MOTIFS DE LA DÉCISION :
Sur la recevabilité de l’appel :
Au terme de l’article R 743-10 du code de l’entrée et du séjour des étrangers et du droit d’asile, l’ordonnance du juge des libertés et de la détention est susceptible d’appel devant le Premier Président de la Cour d’appel ou son délégué dans les vingt-quatre heures de son prononcé, par l’étranger, par le préfet du département et, à Paris, par le préfet de police.
L’appel de M. le procureur de la République et de M. le Préfet du Bas-Rhin formés respectivement par écrit motivé le 24 avril 2025 à 10 h 05 et le 24 avril 2025 à 08 h 58 à l’encontre de l’ordonnance du juge des libertés et de la détention de Strasbourg rendue le 23 avril 2025 à 13 h 17 doivent donc être déclarés recevables.
Au fond :
M. le Préfet du Bas-Rhin soutient que c’est à tort que le premier juge a fait droit à la requête de M. [M] et a rejeté sa propre requête en prolongation tout ordonnant la remise en liberté de celui-ci dès lors que ses antécédents judiciaires suffisent à établir l’existence d’une menace pour l’ordre public justifiant une mesure de rétention administrative ainsi que l’insuffisance d’une mesure d’assignation à résidence pour prévenir le risque que l’intéressé ne se soustrait à l’exécution de l’interdiction définitive du territoire français et de l’arrêté d’expulsion.

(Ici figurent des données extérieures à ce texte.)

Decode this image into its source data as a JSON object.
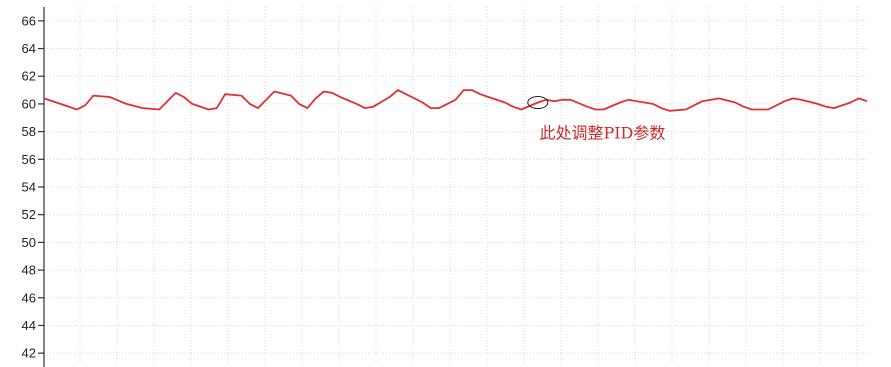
{
  "chart_data": {
    "type": "line",
    "title": "",
    "xlabel": "",
    "ylabel": "",
    "ylim": [
      41,
      67
    ],
    "yticks": [
      42,
      44,
      46,
      48,
      50,
      52,
      54,
      56,
      58,
      60,
      62,
      64,
      66
    ],
    "xlim": [
      0,
      100
    ],
    "grid": true,
    "legend": "none",
    "series": [
      {
        "color": "#e03131",
        "x": [
          0,
          2,
          4,
          5,
          6,
          8,
          10,
          12,
          14,
          15,
          16,
          17,
          18,
          20,
          21,
          22,
          24,
          25,
          26,
          27,
          28,
          30,
          31,
          32,
          33,
          34,
          35,
          36,
          38,
          39,
          40,
          42,
          43,
          44,
          46,
          47,
          48,
          50,
          51,
          52,
          53,
          54,
          56,
          57,
          58,
          60,
          61,
          62,
          63,
          64,
          66,
          67,
          68,
          70,
          71,
          72,
          74,
          75,
          76,
          78,
          79,
          80,
          82,
          84,
          85,
          86,
          88,
          90,
          91,
          92,
          94,
          95,
          96,
          98,
          99,
          100
        ],
        "y": [
          60.4,
          60.0,
          59.6,
          59.9,
          60.6,
          60.5,
          60.0,
          59.7,
          59.6,
          60.2,
          60.8,
          60.5,
          60.0,
          59.6,
          59.7,
          60.7,
          60.6,
          60.0,
          59.7,
          60.3,
          60.9,
          60.6,
          60.0,
          59.7,
          60.4,
          60.9,
          60.8,
          60.5,
          60.0,
          59.7,
          59.8,
          60.5,
          61.0,
          60.7,
          60.1,
          59.7,
          59.7,
          60.3,
          61.0,
          61.0,
          60.7,
          60.5,
          60.1,
          59.8,
          59.6,
          60.1,
          60.3,
          60.2,
          60.3,
          60.3,
          59.8,
          59.6,
          59.6,
          60.1,
          60.3,
          60.2,
          60.0,
          59.7,
          59.5,
          59.6,
          59.9,
          60.2,
          60.4,
          60.1,
          59.8,
          59.6,
          59.6,
          60.2,
          60.4,
          60.3,
          60.0,
          59.8,
          59.7,
          60.1,
          60.4,
          60.2
        ]
      }
    ],
    "annotations": [
      {
        "text": "此处调整PID参数",
        "x": 60,
        "y": 60.1,
        "text_x": 60.2,
        "text_y": 57.5,
        "color": "#c92a2a"
      }
    ]
  }
}
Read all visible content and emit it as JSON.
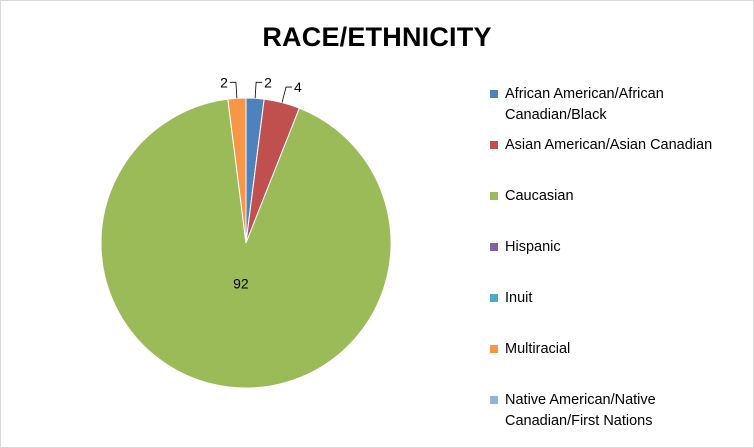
{
  "chart_data": {
    "type": "pie",
    "title": "RACE/ETHNICITY",
    "categories": [
      "African American/African Canadian/Black",
      "Asian American/Asian Canadian",
      "Caucasian",
      "Hispanic",
      "Inuit",
      "Multiracial",
      "Native American/Native Canadian/First Nations"
    ],
    "values": [
      2,
      4,
      92,
      0,
      0,
      2,
      0
    ],
    "data_labels": [
      "2",
      "4",
      "92",
      "",
      "",
      "2",
      ""
    ],
    "colors": [
      "#4F81BD",
      "#C0504D",
      "#9BBB59",
      "#8064A2",
      "#4BACC6",
      "#F79646",
      "#95B3D7"
    ],
    "legend": {
      "position": "right",
      "lines": [
        [
          "African American/African",
          "Canadian/Black"
        ],
        [
          "Asian American/Asian Canadian"
        ],
        [
          "Caucasian"
        ],
        [
          "Hispanic"
        ],
        [
          "Inuit"
        ],
        [
          "Multiracial"
        ],
        [
          "Native American/Native",
          "Canadian/First Nations"
        ]
      ]
    }
  }
}
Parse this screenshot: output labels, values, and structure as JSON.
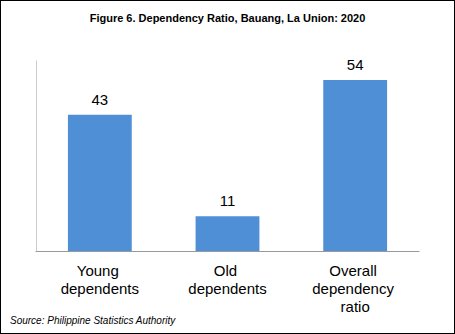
{
  "chart_data": {
    "type": "bar",
    "title": "Figure 6. Dependency Ratio, Bauang, La Union: 2020",
    "source": "Source: Philippine Statistics Authority",
    "categories": [
      "Young dependents",
      "Old dependents",
      "Overall dependency ratio"
    ],
    "values": [
      43,
      11,
      54
    ],
    "color": "#4f8fd6",
    "ylim": [
      0,
      60
    ],
    "grid": false,
    "data_labels": true,
    "tick_labels": "x"
  }
}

Quant au conseil de l’intéressé, il soutient que la menace pour l’ordre public n’est pas démontrée dès lors qu’il n’a fait l’objet que de deux condamnations, la Commission départementale de l’expulsion ayant émis un avis précisant « qu’il s’agit dans les deux cas d’actes isolés ne démontrant pas un acrage avéré dans une trajectoire délinquante ». Il ajoute, sur ce point, que son client n’a pas été en détention provisoire, le juge des libertés et de la détention s’opposant à une telle mesure et a fait l’objet d’une mesure de contrôle judiciaire jusqu’à son jugement par la Cour d’assises. Enfin, il souligne le fait que son client, depuis le début de l’exécution de sa peine, a adopté un comportement irréprochable en détention.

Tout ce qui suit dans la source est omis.